Astérix aux Jeux olympiques : Stéphane et ses Gaulois

Astérix aux Jeux olympiques, de Thomas Langmann et Frédéric Forestier, met en scène Stéphane Rousseau dans les braies d’un Gaulois à l’irréductible accent québécois qui a maille à partir avec le Belge Benoît Poelvoorde dans la cuirasse du sombre Brutus.

En juillet, il n’y aura pas que Dany Boon et les Ch’tis (Bienvenue chez les Ch’tis) qui envahiront le Festival du Film de Juste pour rire. En fait, les Gaulois et les Romains s’y feront voir avant de partir à la conquête du Québec puisque c’est à Astérix aux Jeux olympiques que revient l’honneur d’ouvrir ce qu’on appelait encore l’an dernier le festival Comedia.

S’il faut en croire les réalisateurs de la deuxième plus coûteuse méga-production française de toute l’histoire, soit 78 millions d’euros et un budget record de 20 millions d’euros pour le marketing (Le Cinquième Élément de Luc Besson est à ce jour le film français le plus onéreux à 90 millions d’euros), c’est tout à fait par hasard que la bédé de 1968 a vu le jour à quelques mois des Jeux olympiques de Pékin, auxquels ils n’ont même pas pensé faire un clin d’oeil, pas plus qu’aux événements de Mai 68. Parions qu’Uderzo et le regretté Goscinny auraient eu plus de présence d’esprit…

RENDRE À CÉSAR…

Lors de la rencontre avec l’équipe du film, à Paris en janvier, à quelques jours de la sortie sur 900 écrans et des critiques impitoyables envers le film (moins d’un mois après sa sortie, Astérix aux Jeux olympiques avait tout de même cumulé 5,4 millions d’entrées), tout dans l’attitude des deux réalisateurs, Frédéric Forestier et Thomas Langmann, en dévoilait beaucoup sur ce qui s’était passé sur le plateau.

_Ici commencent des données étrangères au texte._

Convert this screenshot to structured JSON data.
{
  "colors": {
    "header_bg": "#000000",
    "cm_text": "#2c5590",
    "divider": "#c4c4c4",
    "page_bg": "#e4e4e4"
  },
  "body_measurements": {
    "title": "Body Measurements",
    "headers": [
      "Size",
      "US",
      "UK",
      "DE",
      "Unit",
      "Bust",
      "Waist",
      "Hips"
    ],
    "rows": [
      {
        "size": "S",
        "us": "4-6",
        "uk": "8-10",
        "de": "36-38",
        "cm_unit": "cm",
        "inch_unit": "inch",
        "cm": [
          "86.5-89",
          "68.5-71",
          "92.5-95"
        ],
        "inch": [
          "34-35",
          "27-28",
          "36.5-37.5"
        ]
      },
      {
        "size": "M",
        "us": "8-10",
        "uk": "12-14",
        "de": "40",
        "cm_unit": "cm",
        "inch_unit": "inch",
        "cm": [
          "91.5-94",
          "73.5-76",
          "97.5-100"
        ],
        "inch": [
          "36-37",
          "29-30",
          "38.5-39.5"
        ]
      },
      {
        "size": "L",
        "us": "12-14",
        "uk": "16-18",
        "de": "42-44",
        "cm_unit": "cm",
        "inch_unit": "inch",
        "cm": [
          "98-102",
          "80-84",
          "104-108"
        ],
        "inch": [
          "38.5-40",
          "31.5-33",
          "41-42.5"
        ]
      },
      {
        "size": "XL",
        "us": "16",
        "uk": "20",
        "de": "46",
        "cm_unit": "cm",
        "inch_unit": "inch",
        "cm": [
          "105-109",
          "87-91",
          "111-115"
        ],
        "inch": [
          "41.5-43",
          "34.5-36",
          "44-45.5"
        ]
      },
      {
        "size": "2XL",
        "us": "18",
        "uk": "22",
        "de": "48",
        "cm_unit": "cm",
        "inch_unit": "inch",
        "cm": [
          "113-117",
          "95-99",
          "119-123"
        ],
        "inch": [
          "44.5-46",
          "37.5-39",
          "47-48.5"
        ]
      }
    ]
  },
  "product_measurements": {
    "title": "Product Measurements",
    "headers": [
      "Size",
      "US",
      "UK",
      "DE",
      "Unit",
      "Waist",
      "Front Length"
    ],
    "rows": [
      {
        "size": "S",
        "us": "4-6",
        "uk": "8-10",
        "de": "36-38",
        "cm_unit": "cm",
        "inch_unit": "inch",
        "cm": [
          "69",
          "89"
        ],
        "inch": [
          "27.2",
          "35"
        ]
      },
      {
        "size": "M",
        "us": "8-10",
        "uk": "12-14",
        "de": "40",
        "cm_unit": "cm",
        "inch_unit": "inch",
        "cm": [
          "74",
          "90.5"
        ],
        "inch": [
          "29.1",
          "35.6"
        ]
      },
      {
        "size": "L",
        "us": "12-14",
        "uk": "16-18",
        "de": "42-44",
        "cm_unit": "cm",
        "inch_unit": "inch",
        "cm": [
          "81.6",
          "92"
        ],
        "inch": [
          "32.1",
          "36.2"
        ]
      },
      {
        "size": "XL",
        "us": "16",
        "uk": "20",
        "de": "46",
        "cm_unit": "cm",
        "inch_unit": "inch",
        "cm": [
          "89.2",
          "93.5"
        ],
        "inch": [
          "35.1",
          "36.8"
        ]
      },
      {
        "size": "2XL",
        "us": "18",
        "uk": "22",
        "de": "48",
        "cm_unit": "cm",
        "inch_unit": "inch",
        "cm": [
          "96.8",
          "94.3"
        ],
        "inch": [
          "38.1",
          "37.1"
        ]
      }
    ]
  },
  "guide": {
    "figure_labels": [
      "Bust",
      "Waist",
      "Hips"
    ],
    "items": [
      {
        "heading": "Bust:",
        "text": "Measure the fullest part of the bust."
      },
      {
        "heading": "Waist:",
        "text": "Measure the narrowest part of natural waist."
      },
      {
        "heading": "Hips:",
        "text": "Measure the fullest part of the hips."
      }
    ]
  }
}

Poli, Stéphane Rousseau explique: "L’un a de l’argent, l’autre pas… Thomas Langmann est à la fois producteur (il possède la maison de production La Petite Reine), réalisateur et scénariste, tandis que Frédéric Forestier est réalisateur. Thomas est très attentionné, plus préoccupé par le jeu des acteurs. Frédéric, c’est le gars de technique, qui prend en charge les cascades. Ce sont deux gars qui se complètent, mais sur le plateau, l’un disait l’inverse de l’autre. On jouait parfois pour les deux, et au montage, c’était la version de Thomas qui était choisie."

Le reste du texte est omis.